The major domestic equity indexes advanced modestly on Tuesday as higher oil prices lifted the energy sector, but another day of lower Facebook shares curbed gains.
Oil prices rose more than 2 percent to touch a three-week high, driven by tensions in the Middle East and the possibility of further declines in Venezuelan crude output. Those gains helped the S&P energy index rise 0.84 percent, making it easily the best performing of the 11 major S&P 500 sectors.
Facebook ended the trading day with a loss of only 2.6 percent, a number that was well above earlier lows. The social media company said on Tuesday it faced questions from the U.S. Federal Trade Commission about how its users’ personal data was mined by a political consultancy hired by President Donald Trump’s campaign.
The stock has fallen about 9 percent over the past two sessions, its largest two-day decline since February 2016, a drop that has weighed heavily on equities.
U.S. and European lawmakers have demanded an explanation of how the consultancy, Cambridge Analytica, gained access to the data and why Facebook failed to inform its users, raising broader industry questions about consumer privacy and whether tougher regulation is on the horizon.

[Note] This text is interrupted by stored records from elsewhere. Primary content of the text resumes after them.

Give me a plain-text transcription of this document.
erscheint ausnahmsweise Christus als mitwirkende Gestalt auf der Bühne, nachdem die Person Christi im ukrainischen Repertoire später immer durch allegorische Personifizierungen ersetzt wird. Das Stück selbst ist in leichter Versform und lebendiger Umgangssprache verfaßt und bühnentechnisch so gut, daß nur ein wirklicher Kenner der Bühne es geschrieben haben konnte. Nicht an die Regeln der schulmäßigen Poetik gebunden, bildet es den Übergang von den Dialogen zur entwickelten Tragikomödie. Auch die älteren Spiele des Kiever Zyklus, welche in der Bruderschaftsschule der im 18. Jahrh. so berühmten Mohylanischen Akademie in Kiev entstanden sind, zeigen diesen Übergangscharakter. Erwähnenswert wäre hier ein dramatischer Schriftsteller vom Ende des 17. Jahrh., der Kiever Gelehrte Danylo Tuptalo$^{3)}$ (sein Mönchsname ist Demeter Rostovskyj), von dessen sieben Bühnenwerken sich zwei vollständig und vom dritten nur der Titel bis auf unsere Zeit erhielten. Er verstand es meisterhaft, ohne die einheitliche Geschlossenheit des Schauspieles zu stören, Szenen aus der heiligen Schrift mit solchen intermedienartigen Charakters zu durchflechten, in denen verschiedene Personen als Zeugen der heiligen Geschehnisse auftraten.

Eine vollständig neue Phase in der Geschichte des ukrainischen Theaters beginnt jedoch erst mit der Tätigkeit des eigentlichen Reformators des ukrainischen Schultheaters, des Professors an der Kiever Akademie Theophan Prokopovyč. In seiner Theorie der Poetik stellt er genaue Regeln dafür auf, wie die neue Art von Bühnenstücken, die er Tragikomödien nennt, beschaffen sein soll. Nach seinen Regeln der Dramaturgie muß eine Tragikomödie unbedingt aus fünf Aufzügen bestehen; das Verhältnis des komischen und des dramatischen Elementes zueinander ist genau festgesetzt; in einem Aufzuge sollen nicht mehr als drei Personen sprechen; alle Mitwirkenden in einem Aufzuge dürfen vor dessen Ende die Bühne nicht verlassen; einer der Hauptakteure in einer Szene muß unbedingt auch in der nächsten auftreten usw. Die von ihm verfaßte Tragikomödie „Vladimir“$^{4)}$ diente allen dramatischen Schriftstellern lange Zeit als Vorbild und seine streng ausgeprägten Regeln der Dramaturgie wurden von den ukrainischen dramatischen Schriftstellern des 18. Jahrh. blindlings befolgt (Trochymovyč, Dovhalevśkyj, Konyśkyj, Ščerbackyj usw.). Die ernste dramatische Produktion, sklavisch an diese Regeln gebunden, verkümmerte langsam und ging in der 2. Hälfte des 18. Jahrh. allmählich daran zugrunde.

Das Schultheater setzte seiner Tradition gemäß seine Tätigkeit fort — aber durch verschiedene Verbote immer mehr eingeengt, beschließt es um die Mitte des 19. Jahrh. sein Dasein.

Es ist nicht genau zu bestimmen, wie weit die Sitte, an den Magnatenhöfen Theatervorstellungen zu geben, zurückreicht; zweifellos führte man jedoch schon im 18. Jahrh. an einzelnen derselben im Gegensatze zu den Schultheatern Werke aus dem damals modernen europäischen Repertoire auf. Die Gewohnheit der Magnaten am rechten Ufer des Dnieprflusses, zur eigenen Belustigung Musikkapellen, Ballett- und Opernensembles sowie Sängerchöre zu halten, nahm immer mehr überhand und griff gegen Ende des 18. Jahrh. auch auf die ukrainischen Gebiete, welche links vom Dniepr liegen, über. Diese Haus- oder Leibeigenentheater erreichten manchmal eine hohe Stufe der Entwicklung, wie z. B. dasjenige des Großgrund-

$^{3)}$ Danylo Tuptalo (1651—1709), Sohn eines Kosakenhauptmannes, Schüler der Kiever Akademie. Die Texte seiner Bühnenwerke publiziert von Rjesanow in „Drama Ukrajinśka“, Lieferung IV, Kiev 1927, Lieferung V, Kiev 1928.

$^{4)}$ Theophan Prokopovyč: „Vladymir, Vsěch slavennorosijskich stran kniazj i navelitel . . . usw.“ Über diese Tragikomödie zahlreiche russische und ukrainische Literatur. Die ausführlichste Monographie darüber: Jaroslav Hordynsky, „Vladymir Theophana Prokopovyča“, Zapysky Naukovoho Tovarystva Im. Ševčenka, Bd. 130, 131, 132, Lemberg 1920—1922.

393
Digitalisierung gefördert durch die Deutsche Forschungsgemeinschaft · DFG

Facebook was not the only social media stock or fund taking a hit on Tuesday. Shares of Snap fell 2.56 percent, while Twitter tumbled 10.38 percent. The Global X Social Media ETF lost 0.9 percent.
Oracle fell 9.4 percent after the business software maker reported lower-than-expected quarterly revenue.
The financial sector index edged up 0.21 percent as investors awaited a near-certain interest rate hike at the end of the Federal Reserve’s two-day meeting on Wednesday.
Market participants largely expect a total of three rate hikes this year, although some have not ruled out the possibility the Fed will hike four times.
Approximately 6.26 billion shares changed hands on the major domestic equity exchanges on Tuesday, as compared to the 7.17 billion share average volume for the full session over the past 20 trading days.